René Navas, president of the Carazo Agricultura Cooperative of Seed Producers (Caprosec), is weary of the black bean program for this very reason. He believes the incentives are just a way for the Nicaraguan government—whose Chief Executive Daniel Ortega happens to have friendly ties with Albalinisa—to coax producers before leaving them out to dry.

“Our only market for black beans is Venezuela, and it’s true that the country needs a great quantity of beans, but we cannot sell to them directly, only through Albalinisa. A hundredweight of beans sells for US$ 100 over there, and they only pay us US$ 32.”

Navas also mentioned the issue of Venezuela’s high quality standards, which will inevitably add on production costs for the Nicaraguan producers who could soon depend on this market.

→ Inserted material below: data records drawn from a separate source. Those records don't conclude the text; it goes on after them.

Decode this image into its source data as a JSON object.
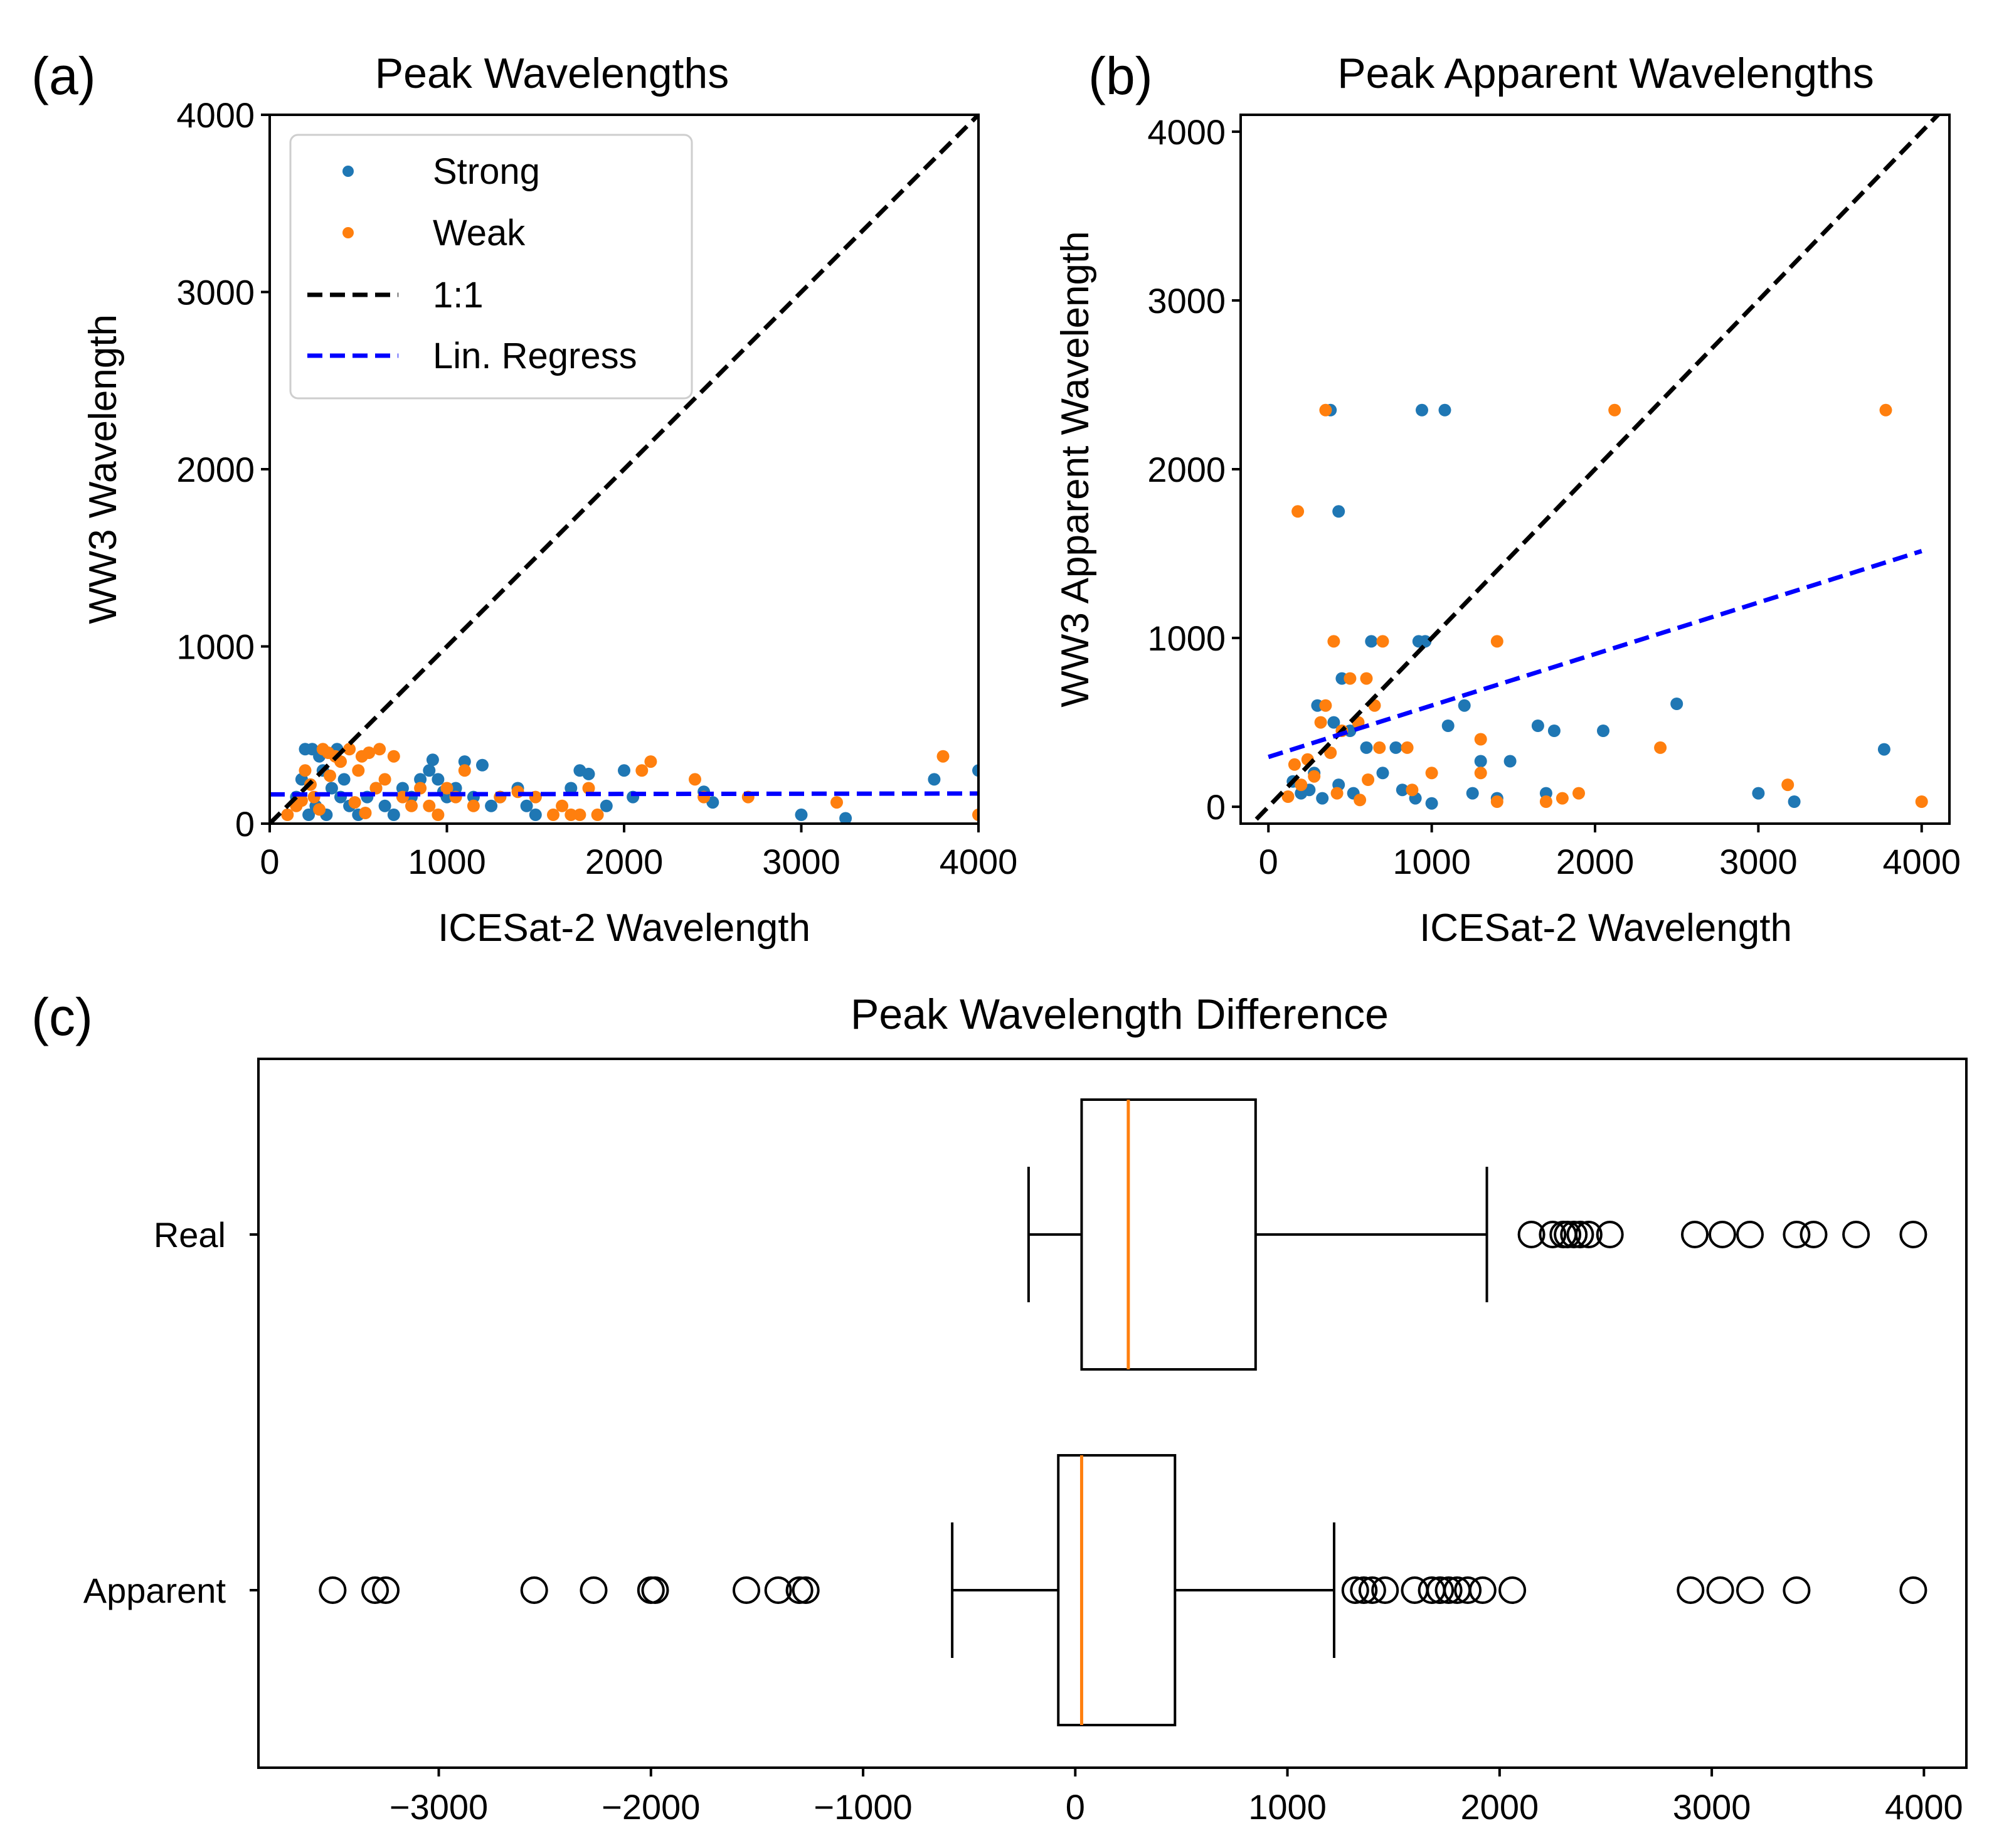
{
  "colors": {
    "strong": "#1f77b4",
    "weak": "#ff7f0e",
    "one_to_one": "#000000",
    "regression": "#0000ff",
    "median": "#ff7f0e"
  },
  "chart_data": [
    {
      "panel_label": "(a)",
      "type": "scatter",
      "title": "Peak Wavelengths",
      "xlabel": "ICESat-2 Wavelength",
      "ylabel": "WW3 Wavelength",
      "xlim": [
        0,
        4000
      ],
      "ylim": [
        0,
        4000
      ],
      "xticks": [
        0,
        1000,
        2000,
        3000,
        4000
      ],
      "yticks": [
        0,
        1000,
        2000,
        3000,
        4000
      ],
      "legend": {
        "placement": "top-left",
        "entries": [
          {
            "label": "Strong",
            "kind": "point",
            "series": "strong"
          },
          {
            "label": "Weak",
            "kind": "point",
            "series": "weak"
          },
          {
            "label": "1:1",
            "kind": "dashed-line",
            "series": "one_to_one"
          },
          {
            "label": "Lin. Regress",
            "kind": "dashed-line",
            "series": "regression"
          }
        ]
      },
      "lines": [
        {
          "name": "1:1",
          "color_key": "one_to_one",
          "x": [
            0,
            4000
          ],
          "y": [
            0,
            4000
          ]
        },
        {
          "name": "Lin. Regress",
          "color_key": "regression",
          "x": [
            0,
            4000
          ],
          "y": [
            165,
            170
          ]
        }
      ],
      "series": [
        {
          "name": "Strong",
          "color_key": "strong",
          "points": [
            [
              200,
              420
            ],
            [
              240,
              420
            ],
            [
              280,
              380
            ],
            [
              300,
              300
            ],
            [
              350,
              200
            ],
            [
              400,
              150
            ],
            [
              450,
              100
            ],
            [
              500,
              50
            ],
            [
              550,
              150
            ],
            [
              600,
              200
            ],
            [
              650,
              100
            ],
            [
              700,
              50
            ],
            [
              750,
              200
            ],
            [
              800,
              150
            ],
            [
              850,
              250
            ],
            [
              900,
              300
            ],
            [
              920,
              360
            ],
            [
              950,
              250
            ],
            [
              980,
              180
            ],
            [
              1000,
              150
            ],
            [
              1050,
              200
            ],
            [
              1100,
              350
            ],
            [
              1150,
              150
            ],
            [
              1200,
              330
            ],
            [
              1250,
              100
            ],
            [
              1300,
              150
            ],
            [
              1400,
              200
            ],
            [
              1450,
              100
            ],
            [
              1500,
              50
            ],
            [
              1700,
              200
            ],
            [
              1750,
              300
            ],
            [
              1800,
              280
            ],
            [
              1900,
              100
            ],
            [
              2000,
              300
            ],
            [
              2050,
              150
            ],
            [
              2450,
              180
            ],
            [
              2500,
              120
            ],
            [
              3000,
              50
            ],
            [
              3250,
              30
            ],
            [
              3750,
              250
            ],
            [
              4000,
              300
            ],
            [
              150,
              150
            ],
            [
              180,
              250
            ],
            [
              220,
              50
            ],
            [
              260,
              100
            ],
            [
              320,
              50
            ],
            [
              380,
              420
            ],
            [
              420,
              250
            ]
          ]
        },
        {
          "name": "Weak",
          "color_key": "weak",
          "points": [
            [
              100,
              50
            ],
            [
              150,
              100
            ],
            [
              200,
              300
            ],
            [
              250,
              150
            ],
            [
              300,
              420
            ],
            [
              330,
              400
            ],
            [
              370,
              380
            ],
            [
              400,
              350
            ],
            [
              450,
              420
            ],
            [
              500,
              300
            ],
            [
              520,
              380
            ],
            [
              560,
              400
            ],
            [
              600,
              200
            ],
            [
              620,
              420
            ],
            [
              650,
              250
            ],
            [
              700,
              380
            ],
            [
              750,
              150
            ],
            [
              800,
              100
            ],
            [
              850,
              200
            ],
            [
              900,
              100
            ],
            [
              950,
              50
            ],
            [
              1000,
              200
            ],
            [
              1050,
              150
            ],
            [
              1100,
              300
            ],
            [
              1150,
              100
            ],
            [
              1300,
              150
            ],
            [
              1400,
              180
            ],
            [
              1500,
              150
            ],
            [
              1600,
              50
            ],
            [
              1650,
              100
            ],
            [
              1700,
              50
            ],
            [
              1750,
              50
            ],
            [
              1800,
              200
            ],
            [
              1850,
              50
            ],
            [
              2100,
              300
            ],
            [
              2150,
              350
            ],
            [
              2400,
              250
            ],
            [
              2450,
              150
            ],
            [
              2700,
              150
            ],
            [
              3200,
              120
            ],
            [
              3800,
              380
            ],
            [
              4000,
              50
            ],
            [
              180,
              130
            ],
            [
              230,
              220
            ],
            [
              280,
              80
            ],
            [
              340,
              270
            ],
            [
              480,
              120
            ],
            [
              540,
              60
            ]
          ]
        }
      ]
    },
    {
      "panel_label": "(b)",
      "type": "scatter",
      "title": "Peak Apparent Wavelengths",
      "xlabel": "ICESat-2 Wavelength",
      "ylabel": "WW3 Apparent Wavelength",
      "xlim": [
        -170,
        4170
      ],
      "ylim": [
        -100,
        4100
      ],
      "xticks": [
        0,
        1000,
        2000,
        3000,
        4000
      ],
      "yticks": [
        0,
        1000,
        2000,
        3000,
        4000
      ],
      "lines": [
        {
          "name": "1:1",
          "color_key": "one_to_one",
          "x": [
            -170,
            4170
          ],
          "y": [
            -170,
            4170
          ]
        },
        {
          "name": "Lin. Regress",
          "color_key": "regression",
          "x": [
            0,
            4000
          ],
          "y": [
            295,
            1515
          ]
        }
      ],
      "series": [
        {
          "name": "Strong",
          "color_key": "strong",
          "points": [
            [
              380,
              2350
            ],
            [
              940,
              2350
            ],
            [
              1080,
              2350
            ],
            [
              430,
              1750
            ],
            [
              630,
              980
            ],
            [
              920,
              980
            ],
            [
              960,
              980
            ],
            [
              450,
              760
            ],
            [
              300,
              600
            ],
            [
              400,
              500
            ],
            [
              500,
              450
            ],
            [
              600,
              350
            ],
            [
              700,
              200
            ],
            [
              780,
              350
            ],
            [
              820,
              100
            ],
            [
              900,
              50
            ],
            [
              1000,
              20
            ],
            [
              1100,
              480
            ],
            [
              1200,
              600
            ],
            [
              1250,
              80
            ],
            [
              1300,
              270
            ],
            [
              1400,
              50
            ],
            [
              1480,
              270
            ],
            [
              1650,
              480
            ],
            [
              1700,
              80
            ],
            [
              1750,
              450
            ],
            [
              2050,
              450
            ],
            [
              2500,
              610
            ],
            [
              3000,
              80
            ],
            [
              3220,
              30
            ],
            [
              3770,
              340
            ],
            [
              150,
              150
            ],
            [
              200,
              80
            ],
            [
              250,
              100
            ],
            [
              280,
              200
            ],
            [
              330,
              50
            ],
            [
              430,
              130
            ],
            [
              520,
              80
            ]
          ]
        },
        {
          "name": "Weak",
          "color_key": "weak",
          "points": [
            [
              350,
              2350
            ],
            [
              2120,
              2350
            ],
            [
              3780,
              2350
            ],
            [
              180,
              1750
            ],
            [
              400,
              980
            ],
            [
              700,
              980
            ],
            [
              1400,
              980
            ],
            [
              500,
              760
            ],
            [
              600,
              760
            ],
            [
              350,
              600
            ],
            [
              650,
              600
            ],
            [
              450,
              450
            ],
            [
              550,
              500
            ],
            [
              680,
              350
            ],
            [
              850,
              350
            ],
            [
              880,
              100
            ],
            [
              1000,
              200
            ],
            [
              1300,
              400
            ],
            [
              1300,
              200
            ],
            [
              1400,
              30
            ],
            [
              1700,
              30
            ],
            [
              1800,
              50
            ],
            [
              1900,
              80
            ],
            [
              2400,
              350
            ],
            [
              3180,
              130
            ],
            [
              4000,
              30
            ],
            [
              120,
              60
            ],
            [
              160,
              250
            ],
            [
              200,
              130
            ],
            [
              240,
              280
            ],
            [
              280,
              180
            ],
            [
              320,
              500
            ],
            [
              380,
              320
            ],
            [
              420,
              80
            ],
            [
              560,
              40
            ],
            [
              610,
              160
            ]
          ]
        }
      ]
    },
    {
      "panel_label": "(c)",
      "type": "boxplot",
      "title": "Peak Wavelength Difference",
      "xlim": [
        -3850,
        4200
      ],
      "xticks": [
        -3000,
        -2000,
        -1000,
        0,
        1000,
        2000,
        3000,
        4000
      ],
      "xtick_labels": [
        "−3000",
        "−2000",
        "−1000",
        "0",
        "1000",
        "2000",
        "3000",
        "4000"
      ],
      "boxes": [
        {
          "label": "Real",
          "whisker_low": -220,
          "q1": 30,
          "median": 250,
          "q3": 850,
          "whisker_high": 1940,
          "outliers": [
            2150,
            2250,
            2300,
            2320,
            2350,
            2380,
            2420,
            2520,
            2920,
            3050,
            3180,
            3400,
            3480,
            3680,
            3950
          ]
        },
        {
          "label": "Apparent",
          "whisker_low": -580,
          "q1": -80,
          "median": 30,
          "q3": 470,
          "whisker_high": 1220,
          "outliers": [
            -3500,
            -3300,
            -3250,
            -2550,
            -2270,
            -2000,
            -1980,
            -1550,
            -1400,
            -1300,
            -1270,
            1320,
            1360,
            1400,
            1460,
            1600,
            1680,
            1720,
            1760,
            1800,
            1850,
            1920,
            2060,
            2900,
            3040,
            3180,
            3400,
            3950
          ]
        }
      ]
    }
  ]
}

“Producers that have gotten involved with these government programs to produce black beans have ended up disappointed because (Venezuela) has very high standards for quality. They won’t buy beans with even the slightest amount of debris in the grain and this has a very high cost that’s not compensated for. If the producer doesn’t comply with these quality requirements, they are punished with low prices or can’t sell the product at all,” Navas explained.

Despite these concerns, Nicaragua is already knee deep in black bean exports to Venezuela, which increased 531% between January and May of this year. In terms of profits, bean exports have raised some US$ 4.69 million this year versus US$ 681,000 over the same period in 2012. If Nicaragua continues to follow through with the plan, economists like René Vallecillo warn that it must proceed with caution.

“Giving priority to Venezuelan exports could lead to a steep rise in prices and internal supply issues. There has to be a plan. If not we could end up with more problems ourselves for having prioritized those of another country,” Vallecillo said.